Hey There Everybody! I recently just started an internship as a RPA developer this year and I have ran into an issue trying to scrape data off of a PDF. I cannot give you the details of the PDF, so I will go ahead and give you a fake scenario:
Say I have a PDF for ordered foods. I have read in the data into a variable and have split the PDF data using a Substring and Environent.NewLine and have been able to access the data using a for each loop. My code looks something like this:
CurrentItem IN Split(PDFSubstringWithItems, Environment.NewLine)
Log Message: CurrentItem
With this, I have been able to gain access to each line of data I need.
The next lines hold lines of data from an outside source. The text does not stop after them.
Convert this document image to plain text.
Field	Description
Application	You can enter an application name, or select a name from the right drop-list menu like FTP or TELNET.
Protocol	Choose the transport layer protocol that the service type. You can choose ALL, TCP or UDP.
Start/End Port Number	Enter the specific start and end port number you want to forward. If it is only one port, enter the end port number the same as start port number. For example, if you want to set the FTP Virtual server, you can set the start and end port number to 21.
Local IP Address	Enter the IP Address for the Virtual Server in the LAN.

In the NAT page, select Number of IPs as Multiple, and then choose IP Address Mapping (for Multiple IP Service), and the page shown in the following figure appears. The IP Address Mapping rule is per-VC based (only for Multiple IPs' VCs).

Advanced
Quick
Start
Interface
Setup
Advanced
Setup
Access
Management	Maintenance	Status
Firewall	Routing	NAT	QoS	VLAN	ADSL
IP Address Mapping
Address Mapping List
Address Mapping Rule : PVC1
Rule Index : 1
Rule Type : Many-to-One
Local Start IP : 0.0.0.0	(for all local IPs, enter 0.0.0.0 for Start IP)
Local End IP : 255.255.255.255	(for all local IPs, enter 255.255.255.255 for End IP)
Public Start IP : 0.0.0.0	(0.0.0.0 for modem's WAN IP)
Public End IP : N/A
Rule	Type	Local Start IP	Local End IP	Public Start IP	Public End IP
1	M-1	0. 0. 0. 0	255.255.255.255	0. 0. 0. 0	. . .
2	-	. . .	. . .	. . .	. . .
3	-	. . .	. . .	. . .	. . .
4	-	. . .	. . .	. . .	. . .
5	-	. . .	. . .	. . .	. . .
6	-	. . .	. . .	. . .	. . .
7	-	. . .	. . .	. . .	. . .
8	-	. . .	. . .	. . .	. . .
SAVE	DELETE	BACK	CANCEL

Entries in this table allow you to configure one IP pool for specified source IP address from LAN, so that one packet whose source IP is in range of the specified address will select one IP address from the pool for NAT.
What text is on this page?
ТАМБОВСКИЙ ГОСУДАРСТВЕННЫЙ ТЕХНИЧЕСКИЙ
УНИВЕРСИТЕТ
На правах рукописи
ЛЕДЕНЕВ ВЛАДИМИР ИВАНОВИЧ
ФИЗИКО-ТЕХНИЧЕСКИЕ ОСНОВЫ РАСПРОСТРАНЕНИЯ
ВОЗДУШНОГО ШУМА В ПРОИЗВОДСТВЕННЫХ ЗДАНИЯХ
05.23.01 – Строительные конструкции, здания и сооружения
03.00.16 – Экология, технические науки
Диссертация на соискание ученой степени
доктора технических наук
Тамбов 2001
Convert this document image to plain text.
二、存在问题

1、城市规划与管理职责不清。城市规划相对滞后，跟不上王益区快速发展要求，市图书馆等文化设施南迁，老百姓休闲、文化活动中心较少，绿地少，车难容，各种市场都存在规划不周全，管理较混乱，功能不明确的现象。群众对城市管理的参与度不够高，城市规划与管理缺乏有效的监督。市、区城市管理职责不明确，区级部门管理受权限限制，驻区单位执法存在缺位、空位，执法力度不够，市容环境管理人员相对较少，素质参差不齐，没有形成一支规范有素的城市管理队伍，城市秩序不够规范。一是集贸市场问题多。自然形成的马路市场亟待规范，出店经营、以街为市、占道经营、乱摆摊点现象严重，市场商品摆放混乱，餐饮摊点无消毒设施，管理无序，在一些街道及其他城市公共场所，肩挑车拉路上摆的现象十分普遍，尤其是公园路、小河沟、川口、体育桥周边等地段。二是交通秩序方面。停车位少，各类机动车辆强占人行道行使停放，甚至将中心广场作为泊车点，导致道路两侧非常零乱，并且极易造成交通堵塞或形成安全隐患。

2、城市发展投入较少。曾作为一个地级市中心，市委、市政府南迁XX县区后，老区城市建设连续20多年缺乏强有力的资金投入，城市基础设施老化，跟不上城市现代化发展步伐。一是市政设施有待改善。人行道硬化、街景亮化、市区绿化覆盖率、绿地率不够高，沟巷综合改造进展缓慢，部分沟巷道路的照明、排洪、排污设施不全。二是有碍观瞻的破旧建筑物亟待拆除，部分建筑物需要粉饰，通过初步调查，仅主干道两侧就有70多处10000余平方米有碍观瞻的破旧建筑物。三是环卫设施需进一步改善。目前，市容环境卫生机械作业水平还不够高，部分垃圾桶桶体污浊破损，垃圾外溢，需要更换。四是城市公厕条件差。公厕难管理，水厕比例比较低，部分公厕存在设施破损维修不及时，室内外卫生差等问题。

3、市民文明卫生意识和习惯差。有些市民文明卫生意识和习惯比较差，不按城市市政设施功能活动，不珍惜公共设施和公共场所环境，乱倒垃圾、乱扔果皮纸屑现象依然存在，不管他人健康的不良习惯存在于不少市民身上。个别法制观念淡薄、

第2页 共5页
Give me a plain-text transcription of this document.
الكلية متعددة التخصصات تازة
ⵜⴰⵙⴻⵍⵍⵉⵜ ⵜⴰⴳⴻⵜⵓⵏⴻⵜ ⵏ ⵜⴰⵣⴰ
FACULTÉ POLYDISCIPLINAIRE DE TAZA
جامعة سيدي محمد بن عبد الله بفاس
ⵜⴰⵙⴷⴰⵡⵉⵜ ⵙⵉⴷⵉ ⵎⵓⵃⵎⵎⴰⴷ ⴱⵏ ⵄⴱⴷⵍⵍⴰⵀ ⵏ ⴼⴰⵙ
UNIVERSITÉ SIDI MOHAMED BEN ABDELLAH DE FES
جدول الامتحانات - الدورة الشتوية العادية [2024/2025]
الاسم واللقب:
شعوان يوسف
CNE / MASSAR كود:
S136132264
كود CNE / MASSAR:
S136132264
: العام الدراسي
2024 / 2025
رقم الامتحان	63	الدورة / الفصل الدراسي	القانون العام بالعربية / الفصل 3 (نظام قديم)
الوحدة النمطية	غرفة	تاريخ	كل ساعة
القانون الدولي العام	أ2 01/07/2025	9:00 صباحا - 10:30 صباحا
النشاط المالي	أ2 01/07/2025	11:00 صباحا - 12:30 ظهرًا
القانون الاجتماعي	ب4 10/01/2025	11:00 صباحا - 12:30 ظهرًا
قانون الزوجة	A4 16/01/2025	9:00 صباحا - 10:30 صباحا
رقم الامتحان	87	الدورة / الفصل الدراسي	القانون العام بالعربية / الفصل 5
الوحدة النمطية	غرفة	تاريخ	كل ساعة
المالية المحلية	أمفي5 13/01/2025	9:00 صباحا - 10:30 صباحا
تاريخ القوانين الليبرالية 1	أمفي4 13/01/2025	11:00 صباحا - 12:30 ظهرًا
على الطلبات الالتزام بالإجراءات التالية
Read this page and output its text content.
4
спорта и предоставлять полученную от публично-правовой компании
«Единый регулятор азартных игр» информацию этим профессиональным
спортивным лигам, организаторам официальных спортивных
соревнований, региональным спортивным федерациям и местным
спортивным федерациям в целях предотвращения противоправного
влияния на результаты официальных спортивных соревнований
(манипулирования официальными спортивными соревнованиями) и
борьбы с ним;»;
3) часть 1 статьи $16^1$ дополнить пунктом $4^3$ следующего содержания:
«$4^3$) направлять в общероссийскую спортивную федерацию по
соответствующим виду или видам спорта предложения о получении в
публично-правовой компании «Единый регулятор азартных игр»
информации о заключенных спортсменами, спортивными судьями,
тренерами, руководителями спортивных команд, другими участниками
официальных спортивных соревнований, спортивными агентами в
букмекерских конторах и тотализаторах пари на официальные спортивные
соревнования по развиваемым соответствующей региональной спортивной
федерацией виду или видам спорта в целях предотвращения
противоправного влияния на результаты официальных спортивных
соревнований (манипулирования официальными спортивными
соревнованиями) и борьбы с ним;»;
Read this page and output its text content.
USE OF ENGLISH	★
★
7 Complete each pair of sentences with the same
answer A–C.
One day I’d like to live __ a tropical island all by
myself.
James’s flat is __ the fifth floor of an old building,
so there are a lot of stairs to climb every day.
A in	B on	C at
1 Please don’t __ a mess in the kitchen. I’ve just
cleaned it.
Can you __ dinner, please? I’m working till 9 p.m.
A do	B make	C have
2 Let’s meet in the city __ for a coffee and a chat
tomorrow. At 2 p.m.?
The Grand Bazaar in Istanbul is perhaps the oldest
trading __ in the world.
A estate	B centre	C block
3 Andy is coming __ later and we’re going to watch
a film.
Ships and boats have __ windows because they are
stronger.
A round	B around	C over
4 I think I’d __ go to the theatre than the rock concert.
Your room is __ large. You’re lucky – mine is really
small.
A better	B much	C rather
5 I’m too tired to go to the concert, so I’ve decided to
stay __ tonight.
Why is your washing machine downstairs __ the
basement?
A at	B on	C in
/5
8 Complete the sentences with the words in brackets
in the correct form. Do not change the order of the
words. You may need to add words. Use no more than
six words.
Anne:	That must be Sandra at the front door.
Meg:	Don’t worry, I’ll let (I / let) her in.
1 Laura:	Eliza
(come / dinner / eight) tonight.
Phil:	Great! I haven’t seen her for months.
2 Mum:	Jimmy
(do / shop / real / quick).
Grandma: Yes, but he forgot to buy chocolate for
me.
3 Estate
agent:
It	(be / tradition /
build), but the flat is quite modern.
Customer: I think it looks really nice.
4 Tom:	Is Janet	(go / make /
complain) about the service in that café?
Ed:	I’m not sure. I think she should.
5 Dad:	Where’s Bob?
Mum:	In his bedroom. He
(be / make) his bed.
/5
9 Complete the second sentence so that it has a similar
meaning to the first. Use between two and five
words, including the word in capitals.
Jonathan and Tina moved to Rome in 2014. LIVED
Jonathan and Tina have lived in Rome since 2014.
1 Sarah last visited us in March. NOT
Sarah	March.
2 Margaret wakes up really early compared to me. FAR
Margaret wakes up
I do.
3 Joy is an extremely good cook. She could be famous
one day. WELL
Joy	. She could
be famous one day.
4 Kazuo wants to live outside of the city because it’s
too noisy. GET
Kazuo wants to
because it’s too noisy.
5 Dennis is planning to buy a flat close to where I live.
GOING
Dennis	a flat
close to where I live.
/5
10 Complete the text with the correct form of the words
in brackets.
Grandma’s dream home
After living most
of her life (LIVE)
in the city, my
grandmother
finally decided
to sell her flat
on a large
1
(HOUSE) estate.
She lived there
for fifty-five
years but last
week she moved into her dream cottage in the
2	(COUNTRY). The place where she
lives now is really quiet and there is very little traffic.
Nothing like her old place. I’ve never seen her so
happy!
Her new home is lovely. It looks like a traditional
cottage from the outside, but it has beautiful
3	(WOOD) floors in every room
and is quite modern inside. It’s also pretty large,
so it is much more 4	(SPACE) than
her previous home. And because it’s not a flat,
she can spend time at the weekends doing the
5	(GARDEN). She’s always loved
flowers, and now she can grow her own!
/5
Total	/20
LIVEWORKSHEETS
The Data looks something like this: (Let’s say it is a PO for a grocery store lets say)
1 FGHI876 590843 BG 10.00 $25.00 $250.00
Organic Green Apples
2 POJQ3498 78654 BG 5.00 $25.00 $125.00
Fresh Ripe Oranges
3 MNGET4321 09473 BG 4.00 $8.00 $32.00
Frozen Angus Beef Burgers Grass Fed
1 is the line number, FGHI876 is the item code and everything following it on that line is as associated as such. The next line is the item description. My issue is this: Is there a good regex expression that would be able to get each item individually, both item codes and item description? I have a one idea but I am not sure how efficient it is.
1), I know I have to use a loop, and by checking for “BG” in the line, I am able to get each item code and related details just fine. I figure I can continue to split the string into the necessary values that I need. However, this doesn’t get the item description, which is information that I need.
This is the first time I’ve posted on here, but I have lurked on here a bunch of times to help solve other issues I’ve had. I appreciate any and all feedback from more experienced developers! Thank you so much!